The comic will come out sometime in 2017, wbe available for free online as a downloadable PDF. In the meantime, McCurdy hopes that the public will point out “blind spots” in the database and explore the ads and fact sheets further.
And while data collection was only conducted up until 2015, the goal is to continue it. Especially given the country’s increased focus on TransCanada’s proposed Energy East pipeline. McCurdy said it’s “a true battle over statistics” that’s falsely presented as a national unification project that will reduce the country’s dependency on foreign imports.
A popular image that’s made its way around social media features a series of flags of countries that Canada currently imports oil from, with the implication that such imports would cease with the construction of Energy East. But recent reports suggest that a great majority of oil shipped east via the pipeline would actually be exported to the United States.

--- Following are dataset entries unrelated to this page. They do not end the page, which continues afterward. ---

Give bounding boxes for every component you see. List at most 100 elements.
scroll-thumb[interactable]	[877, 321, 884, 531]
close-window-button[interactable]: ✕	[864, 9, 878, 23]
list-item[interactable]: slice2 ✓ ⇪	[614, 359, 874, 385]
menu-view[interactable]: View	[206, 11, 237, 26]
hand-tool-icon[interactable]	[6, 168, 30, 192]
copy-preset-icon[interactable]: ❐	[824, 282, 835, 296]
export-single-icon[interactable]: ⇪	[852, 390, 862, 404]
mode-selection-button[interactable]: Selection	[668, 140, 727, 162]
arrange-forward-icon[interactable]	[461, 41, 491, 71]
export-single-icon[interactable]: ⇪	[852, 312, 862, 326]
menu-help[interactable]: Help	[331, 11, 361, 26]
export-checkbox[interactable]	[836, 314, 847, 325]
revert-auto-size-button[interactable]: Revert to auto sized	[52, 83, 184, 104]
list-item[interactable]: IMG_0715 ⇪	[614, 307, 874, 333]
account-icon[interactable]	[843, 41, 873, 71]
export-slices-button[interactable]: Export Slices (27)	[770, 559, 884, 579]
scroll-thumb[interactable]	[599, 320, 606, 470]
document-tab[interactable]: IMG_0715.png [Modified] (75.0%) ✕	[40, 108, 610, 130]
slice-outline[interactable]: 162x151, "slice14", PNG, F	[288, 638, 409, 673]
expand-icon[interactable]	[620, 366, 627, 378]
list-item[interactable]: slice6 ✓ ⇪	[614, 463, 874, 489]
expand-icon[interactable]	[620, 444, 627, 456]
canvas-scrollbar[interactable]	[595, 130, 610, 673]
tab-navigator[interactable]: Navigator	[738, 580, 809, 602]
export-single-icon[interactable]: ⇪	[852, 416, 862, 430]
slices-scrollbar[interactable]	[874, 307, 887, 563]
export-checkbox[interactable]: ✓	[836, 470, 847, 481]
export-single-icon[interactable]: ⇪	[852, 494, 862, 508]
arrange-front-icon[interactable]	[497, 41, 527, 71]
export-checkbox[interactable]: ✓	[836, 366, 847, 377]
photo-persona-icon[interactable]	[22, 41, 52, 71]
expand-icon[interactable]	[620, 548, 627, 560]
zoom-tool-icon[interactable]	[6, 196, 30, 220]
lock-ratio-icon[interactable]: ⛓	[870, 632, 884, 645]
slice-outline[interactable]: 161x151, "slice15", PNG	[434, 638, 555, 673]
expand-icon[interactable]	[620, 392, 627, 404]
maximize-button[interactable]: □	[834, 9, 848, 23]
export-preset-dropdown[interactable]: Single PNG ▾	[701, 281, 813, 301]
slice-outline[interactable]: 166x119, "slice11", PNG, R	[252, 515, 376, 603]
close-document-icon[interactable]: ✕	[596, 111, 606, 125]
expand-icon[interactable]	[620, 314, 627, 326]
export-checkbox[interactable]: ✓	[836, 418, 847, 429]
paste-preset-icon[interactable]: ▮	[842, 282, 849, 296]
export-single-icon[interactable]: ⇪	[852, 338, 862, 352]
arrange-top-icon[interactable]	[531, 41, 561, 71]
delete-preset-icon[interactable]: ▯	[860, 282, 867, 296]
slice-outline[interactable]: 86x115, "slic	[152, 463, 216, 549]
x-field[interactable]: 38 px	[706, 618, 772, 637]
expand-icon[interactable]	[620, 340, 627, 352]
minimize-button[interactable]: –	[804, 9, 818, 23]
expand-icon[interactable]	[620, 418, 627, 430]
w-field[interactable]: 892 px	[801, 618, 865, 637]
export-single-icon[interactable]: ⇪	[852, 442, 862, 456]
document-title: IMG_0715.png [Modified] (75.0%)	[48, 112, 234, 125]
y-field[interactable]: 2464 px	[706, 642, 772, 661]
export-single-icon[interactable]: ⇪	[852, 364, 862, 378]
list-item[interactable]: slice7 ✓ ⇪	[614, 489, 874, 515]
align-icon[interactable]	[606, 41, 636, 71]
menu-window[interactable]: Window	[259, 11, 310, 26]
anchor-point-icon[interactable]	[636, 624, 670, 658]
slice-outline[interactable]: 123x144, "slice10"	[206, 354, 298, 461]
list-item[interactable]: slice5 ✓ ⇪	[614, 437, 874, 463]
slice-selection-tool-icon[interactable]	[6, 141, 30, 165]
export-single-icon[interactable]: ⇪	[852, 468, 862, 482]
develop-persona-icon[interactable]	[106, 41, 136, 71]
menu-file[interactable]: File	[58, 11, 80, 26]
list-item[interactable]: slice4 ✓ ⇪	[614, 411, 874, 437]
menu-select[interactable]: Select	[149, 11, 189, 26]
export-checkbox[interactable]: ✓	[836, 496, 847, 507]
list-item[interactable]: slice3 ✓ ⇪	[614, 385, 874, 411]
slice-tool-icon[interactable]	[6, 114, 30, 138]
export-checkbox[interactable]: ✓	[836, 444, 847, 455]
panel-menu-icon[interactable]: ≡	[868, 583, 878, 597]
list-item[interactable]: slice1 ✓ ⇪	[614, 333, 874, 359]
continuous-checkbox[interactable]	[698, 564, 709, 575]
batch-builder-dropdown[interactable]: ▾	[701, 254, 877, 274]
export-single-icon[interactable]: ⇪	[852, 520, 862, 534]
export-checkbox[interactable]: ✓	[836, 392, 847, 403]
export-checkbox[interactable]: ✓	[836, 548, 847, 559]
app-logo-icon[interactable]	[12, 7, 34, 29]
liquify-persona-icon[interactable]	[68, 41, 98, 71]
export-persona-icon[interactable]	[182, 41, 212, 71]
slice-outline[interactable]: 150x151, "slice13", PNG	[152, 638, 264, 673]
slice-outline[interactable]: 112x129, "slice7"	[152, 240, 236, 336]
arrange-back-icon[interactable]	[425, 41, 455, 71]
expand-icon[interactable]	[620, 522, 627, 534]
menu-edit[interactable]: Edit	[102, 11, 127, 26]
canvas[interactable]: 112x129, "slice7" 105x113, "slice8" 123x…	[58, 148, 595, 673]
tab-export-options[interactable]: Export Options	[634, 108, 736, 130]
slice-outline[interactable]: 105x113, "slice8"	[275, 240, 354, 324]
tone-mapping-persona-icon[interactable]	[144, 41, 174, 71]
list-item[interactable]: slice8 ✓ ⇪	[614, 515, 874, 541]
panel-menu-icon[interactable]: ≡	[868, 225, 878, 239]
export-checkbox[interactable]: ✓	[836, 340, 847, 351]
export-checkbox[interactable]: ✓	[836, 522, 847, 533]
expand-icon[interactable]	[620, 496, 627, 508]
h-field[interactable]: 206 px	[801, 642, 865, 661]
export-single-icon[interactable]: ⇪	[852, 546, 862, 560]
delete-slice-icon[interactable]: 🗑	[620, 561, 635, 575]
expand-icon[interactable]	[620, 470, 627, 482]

It’s these kinds of projects — along with the way that solar and wind technologies are visually communicated by fossil fuel companies — that McCurdy hopes to explore during his 2017 sabbatical.
“I think it’s time we actually try to pick apart this persuasive communication which is a proxy, very much, for public debate,” he says.
“It really clouds our ability to think critically about these things and becomes a back-and-forth. That’s part of the reason for the comic, and part of the reason for the database is to have some stuff out there for the public as opposed to just tucking stuff away in peer-reviewed academic journals.”